Fixed Point Diffusion Models
Xingjian Bai, Luke Melas-Kyriazi
TL;DR
The paper tackles the inefficiency of diffusion-based image generation by introducing Fixed Point Diffusion Models (FPDM), which embed an implicit fixed-point denoising layer into a diffusion network and operate in latent space. Training leverages Stochastic Jacobian-Free Backpropagation to backprop through a sequence of fixed-point solutions across timesteps, enabling substantial reductions in parameter count and memory while maintaining or improving sampling quality under constrained compute. FPDM introduces two key sampling techniques—timestep smoothing and solution reuse—allowing flexible allocation of compute across timesteps and accelerating convergence. Across datasets including ImageNet, FFHQ, CelebA-HQ, and LSUN-Church, FPDM achieves up to 87% fewer parameters and 60% less training memory than DiT, with superior performance when sampling time or compute is limited, highlighting practical impact for resource-constrained generation tasks.
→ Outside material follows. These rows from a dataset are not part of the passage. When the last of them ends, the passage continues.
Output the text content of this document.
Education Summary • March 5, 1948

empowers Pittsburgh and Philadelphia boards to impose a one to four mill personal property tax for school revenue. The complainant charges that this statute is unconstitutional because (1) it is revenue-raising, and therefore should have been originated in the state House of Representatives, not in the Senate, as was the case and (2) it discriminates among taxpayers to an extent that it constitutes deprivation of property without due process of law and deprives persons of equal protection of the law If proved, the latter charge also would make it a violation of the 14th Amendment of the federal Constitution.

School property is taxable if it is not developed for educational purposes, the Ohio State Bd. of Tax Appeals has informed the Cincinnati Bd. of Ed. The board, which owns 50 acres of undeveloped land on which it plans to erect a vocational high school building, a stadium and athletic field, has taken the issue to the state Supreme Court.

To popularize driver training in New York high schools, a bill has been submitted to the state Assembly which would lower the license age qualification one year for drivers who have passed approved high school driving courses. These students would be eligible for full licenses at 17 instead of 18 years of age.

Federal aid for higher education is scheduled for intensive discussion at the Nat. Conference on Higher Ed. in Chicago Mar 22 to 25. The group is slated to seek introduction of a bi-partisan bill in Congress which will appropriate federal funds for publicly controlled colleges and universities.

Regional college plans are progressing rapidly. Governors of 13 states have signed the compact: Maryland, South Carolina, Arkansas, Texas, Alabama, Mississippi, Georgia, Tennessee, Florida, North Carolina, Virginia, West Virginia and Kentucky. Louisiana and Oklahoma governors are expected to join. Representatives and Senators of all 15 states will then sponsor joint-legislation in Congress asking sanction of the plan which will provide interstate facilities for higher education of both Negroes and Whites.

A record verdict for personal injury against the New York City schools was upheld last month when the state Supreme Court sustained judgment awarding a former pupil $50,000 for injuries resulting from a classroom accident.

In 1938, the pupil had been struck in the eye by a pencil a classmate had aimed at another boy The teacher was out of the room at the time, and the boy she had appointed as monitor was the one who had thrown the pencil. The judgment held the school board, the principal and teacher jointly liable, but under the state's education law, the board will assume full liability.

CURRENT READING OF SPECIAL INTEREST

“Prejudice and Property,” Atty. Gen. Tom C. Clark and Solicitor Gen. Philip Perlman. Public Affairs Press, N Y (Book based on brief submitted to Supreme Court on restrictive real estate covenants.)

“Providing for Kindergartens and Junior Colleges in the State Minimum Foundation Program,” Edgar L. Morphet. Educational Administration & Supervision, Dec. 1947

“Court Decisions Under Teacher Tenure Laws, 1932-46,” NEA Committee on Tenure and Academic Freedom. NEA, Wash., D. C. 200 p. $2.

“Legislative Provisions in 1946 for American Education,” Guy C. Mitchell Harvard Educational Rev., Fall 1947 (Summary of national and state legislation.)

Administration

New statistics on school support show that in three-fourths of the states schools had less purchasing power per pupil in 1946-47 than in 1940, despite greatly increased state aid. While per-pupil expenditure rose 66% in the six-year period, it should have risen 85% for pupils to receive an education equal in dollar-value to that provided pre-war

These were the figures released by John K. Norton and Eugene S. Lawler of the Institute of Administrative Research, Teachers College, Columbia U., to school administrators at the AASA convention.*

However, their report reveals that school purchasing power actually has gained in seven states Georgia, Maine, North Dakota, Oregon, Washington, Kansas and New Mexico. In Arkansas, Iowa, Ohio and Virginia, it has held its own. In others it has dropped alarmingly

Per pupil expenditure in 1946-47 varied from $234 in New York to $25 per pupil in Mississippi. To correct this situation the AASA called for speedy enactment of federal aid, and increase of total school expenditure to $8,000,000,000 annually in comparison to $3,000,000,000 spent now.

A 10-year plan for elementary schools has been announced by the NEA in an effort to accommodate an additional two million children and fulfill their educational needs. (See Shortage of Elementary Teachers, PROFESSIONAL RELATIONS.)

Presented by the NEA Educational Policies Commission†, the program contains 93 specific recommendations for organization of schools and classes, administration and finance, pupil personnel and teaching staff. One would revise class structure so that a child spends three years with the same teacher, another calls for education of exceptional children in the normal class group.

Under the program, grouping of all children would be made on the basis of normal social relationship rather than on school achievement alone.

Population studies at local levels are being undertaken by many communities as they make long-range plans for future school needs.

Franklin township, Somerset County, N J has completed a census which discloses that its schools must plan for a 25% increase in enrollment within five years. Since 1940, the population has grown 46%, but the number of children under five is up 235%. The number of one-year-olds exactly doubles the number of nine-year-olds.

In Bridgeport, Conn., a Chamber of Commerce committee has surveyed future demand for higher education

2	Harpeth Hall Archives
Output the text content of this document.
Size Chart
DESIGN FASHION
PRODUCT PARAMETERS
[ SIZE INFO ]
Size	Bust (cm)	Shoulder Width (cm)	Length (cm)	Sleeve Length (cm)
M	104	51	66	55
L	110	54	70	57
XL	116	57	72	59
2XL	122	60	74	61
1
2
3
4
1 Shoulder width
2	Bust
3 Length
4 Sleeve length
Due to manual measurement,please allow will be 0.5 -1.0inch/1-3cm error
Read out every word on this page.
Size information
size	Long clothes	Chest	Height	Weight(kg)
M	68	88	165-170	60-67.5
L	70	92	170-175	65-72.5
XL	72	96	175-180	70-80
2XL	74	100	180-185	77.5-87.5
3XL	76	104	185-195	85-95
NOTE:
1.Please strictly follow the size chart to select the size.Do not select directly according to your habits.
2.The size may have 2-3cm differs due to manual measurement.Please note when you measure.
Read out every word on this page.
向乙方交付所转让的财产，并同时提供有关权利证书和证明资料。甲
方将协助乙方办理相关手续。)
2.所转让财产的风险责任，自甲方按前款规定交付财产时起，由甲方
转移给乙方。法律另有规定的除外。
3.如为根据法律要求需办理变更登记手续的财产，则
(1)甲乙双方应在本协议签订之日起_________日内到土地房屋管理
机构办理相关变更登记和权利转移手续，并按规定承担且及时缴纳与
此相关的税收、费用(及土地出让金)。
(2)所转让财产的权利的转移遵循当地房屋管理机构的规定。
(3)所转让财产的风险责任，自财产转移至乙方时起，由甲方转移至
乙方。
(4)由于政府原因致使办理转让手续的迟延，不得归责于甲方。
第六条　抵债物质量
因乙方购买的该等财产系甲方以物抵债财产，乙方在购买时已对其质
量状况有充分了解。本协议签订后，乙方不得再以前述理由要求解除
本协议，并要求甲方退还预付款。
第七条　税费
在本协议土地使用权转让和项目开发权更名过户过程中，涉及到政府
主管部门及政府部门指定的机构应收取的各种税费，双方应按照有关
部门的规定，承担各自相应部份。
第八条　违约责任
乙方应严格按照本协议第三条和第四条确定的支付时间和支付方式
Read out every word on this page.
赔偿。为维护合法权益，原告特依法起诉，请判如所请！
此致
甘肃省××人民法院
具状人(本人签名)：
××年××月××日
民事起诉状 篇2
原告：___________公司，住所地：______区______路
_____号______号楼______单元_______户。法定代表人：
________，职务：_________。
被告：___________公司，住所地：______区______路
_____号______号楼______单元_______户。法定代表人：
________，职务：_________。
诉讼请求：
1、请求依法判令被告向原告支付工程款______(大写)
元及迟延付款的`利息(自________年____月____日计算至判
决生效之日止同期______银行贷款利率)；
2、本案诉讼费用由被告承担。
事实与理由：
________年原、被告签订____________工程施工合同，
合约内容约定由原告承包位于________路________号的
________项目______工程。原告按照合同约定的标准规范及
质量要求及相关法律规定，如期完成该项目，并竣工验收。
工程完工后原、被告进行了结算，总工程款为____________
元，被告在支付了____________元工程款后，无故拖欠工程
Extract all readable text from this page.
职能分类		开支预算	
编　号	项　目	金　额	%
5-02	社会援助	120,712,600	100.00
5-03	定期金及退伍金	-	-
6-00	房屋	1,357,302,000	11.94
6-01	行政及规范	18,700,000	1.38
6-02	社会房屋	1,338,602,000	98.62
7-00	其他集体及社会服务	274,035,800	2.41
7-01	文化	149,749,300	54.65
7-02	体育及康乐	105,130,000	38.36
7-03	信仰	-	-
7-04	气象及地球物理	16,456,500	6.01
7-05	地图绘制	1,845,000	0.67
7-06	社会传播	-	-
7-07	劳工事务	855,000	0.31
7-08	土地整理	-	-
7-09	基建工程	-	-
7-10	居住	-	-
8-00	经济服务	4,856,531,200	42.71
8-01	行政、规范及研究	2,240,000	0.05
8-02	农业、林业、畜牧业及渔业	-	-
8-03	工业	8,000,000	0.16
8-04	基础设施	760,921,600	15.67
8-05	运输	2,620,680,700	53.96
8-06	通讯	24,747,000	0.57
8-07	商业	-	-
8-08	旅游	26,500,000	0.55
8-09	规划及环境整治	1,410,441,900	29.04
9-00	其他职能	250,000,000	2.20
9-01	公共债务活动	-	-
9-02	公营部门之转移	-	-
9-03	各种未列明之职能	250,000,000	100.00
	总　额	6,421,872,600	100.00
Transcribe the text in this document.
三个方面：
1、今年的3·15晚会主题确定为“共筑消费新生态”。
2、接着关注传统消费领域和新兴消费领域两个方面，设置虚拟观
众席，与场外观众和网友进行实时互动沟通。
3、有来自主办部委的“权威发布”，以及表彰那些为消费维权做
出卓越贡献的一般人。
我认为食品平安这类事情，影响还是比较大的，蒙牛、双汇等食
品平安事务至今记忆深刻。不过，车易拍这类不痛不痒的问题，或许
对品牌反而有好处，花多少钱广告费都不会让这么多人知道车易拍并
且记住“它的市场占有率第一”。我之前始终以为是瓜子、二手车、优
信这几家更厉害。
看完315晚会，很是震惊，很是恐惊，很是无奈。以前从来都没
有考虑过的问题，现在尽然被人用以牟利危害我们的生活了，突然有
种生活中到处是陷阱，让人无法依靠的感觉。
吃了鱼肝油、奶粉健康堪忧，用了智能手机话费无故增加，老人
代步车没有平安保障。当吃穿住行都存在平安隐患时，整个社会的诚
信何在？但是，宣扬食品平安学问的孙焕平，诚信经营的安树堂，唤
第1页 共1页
The work also outlines limitations and promising directions, such as scaling to larger datasets and exploring adaptive allocation policies to further exploit the fixed-point framework.
Abstract
We introduce the Fixed Point Diffusion Model (FPDM), a novel approach to image generation that integrates the concept of fixed point solving into the framework of diffusion-based generative modeling. Our approach embeds an implicit fixed point solving layer into the denoising network of a diffusion model, transforming the diffusion process into a sequence of closely-related fixed point problems. Combined with a new stochastic training method, this approach significantly reduces model size, reduces memory usage, and accelerates training. Moreover, it enables the development of two new techniques to improve sampling efficiency: reallocating computation across timesteps and reusing fixed point solutions between timesteps. We conduct extensive experiments with state-of-the-art models on ImageNet, FFHQ, CelebA-HQ, and LSUN-Church, demonstrating substantial improvements in performance and efficiency. Compared to the state-of-the-art DiT model, FPDM contains 87% fewer parameters, consumes 60% less memory during training, and improves image generation quality in situations where sampling computation or time is limited. Our code and pretrained models are available at https://lukemelas.github.io/fixed-point-diffusion-models.